16 Sep A network that doesn’t break
Meeting of the Non-Formal Education Network, September 12, 2024
“Many small people, in small places, doing small things, can change the world.” This quote by Eduardo Galeano encapsulates the experiences shared in the Non-Formal Education Network, where we discussed our educational work with children and youth in various locations.
We began the meeting with a short prayer and the wish to be encouraged by hope in this new life that is dawning every day, among us and in our educational communities.

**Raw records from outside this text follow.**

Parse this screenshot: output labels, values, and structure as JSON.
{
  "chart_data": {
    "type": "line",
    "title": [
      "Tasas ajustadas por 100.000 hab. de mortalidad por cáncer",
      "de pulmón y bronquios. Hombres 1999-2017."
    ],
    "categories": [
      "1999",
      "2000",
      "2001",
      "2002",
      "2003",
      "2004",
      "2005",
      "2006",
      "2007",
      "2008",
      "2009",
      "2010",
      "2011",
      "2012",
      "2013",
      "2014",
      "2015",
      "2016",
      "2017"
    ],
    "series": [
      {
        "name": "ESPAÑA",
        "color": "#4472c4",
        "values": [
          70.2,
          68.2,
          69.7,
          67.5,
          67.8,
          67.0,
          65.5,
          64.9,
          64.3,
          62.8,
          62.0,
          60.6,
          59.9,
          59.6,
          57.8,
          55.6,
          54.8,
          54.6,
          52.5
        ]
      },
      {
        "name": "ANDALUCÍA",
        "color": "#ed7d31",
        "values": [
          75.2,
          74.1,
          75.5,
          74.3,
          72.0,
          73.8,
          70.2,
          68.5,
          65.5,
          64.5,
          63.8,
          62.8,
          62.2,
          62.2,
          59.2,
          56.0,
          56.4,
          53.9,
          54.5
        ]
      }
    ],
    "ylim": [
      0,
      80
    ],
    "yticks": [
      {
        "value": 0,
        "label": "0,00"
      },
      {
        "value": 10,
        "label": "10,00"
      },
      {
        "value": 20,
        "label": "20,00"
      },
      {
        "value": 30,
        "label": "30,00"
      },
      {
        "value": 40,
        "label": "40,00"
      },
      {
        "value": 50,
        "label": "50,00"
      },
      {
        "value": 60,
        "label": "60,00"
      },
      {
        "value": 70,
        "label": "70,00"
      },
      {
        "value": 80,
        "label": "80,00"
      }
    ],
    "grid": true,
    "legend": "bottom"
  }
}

The first experience of Non-Formal Education that we heard about was the Tasse project in Fonte da Prata, which has been running since 2004, trying to provide answers to the social problems of this neighbourhood near Lisbon, with many migrants from mainly Portuguese-speaking countries. Lately, the big problem in this neighbourhood has been the lack of housing, which forces large families to live in very small flats in precarious conditions.
The Tasse project, part of the Santa Rafaela María Foundation, aims to promote the integral human and Christian development of the most vulnerable people. Through workshops and school reinforcement, it fosters the self-esteem of children and young people. It was moving to see, through a video with several testimonies, how the young people value this work and recognise its fruits, in short, how it has changed their lives. The testimony of one of the monitors and former participant of the project, Adelino, made us understand how the work of non-formal education is a way of taking care of ourselves from generation to generation, weaving a continuous network of care, as he expressed in his words: ‘I would like, when I grow up, that these children are able to take care of me’.
After some time for reflection and questions, we listened to Isabel Tresca, from the educational community of the Colegio de Belgrano (Argentina), coordinator of the pedagogical area of educational innovations, which is part of the Latin American Centre for Solidarity Service-Learning (of Uniservitate).
Isabel spoke to us about the service-learning methodology as a space for participation and bridging gaps. Based on a text by a 13-year-old Slovenian girl, she explained how service-learning is done in a network, in this weaving together, which makes us position ourselves from a place where we all learn from each other and we all need each other.
Together, we came up with a joint definition of solidarity. We also heard some young people speak of solidarity as this desire to go out to meet the other, to build a more fraternal humanity. Isabel reminded us that service-learning is based on solidarity: ‘a firm and persevering determination to work for the common good, that is to say, the good of each and every one of us, so that we are all truly responsible for each other’ (John Paul II, 1987).
The desire to bring the Pedagogy of the Heart into dialogue with the Global Education Pact leads us to seek concrete paths of fraternity, interdependence, encounter and social transformation. We are looking for a solidarity that is more horizontal than vertical, more fraternal than assistance-based. Networking between educational communities helps us to put this horizontal solidarity into practice.
The pedagogy of service-learning leads us to educate in solidarity through experience, which is then reflected upon and translated into action. This learning not only has an impact on the present, but also forms responsible citizens for more participatory democracies involved in social transformation.
And this can be done from a very early age with children, as we have seen in the experience they have had in the Marist Project in Cordoba (Argentina), in which the children themselves recognise the needs of others and become involved in the transformation of their reality. ‘Learning by doing together in the service of the common good’ is, in short, the great driving force of service-learning, through concrete service, in which the children are the protagonists and the agents of this transformation, from which learning is articulated through spaces for reflection.
We ended up very grateful and convinced of the social impact that education has, both at the community and public level. We know that each participant in our schools has a gift to share with society. It is therefore up to us, the educators, to help them develop it for the good of all.
After listening to these experiences, I am left with the desire to be able to take them into my life and mission, remembering once again Saint Raphaela Mary, who urges us to continue walking, to continue sowing the Gospel around us, certain that ‘only one thing does not disappear, the good that we have done’.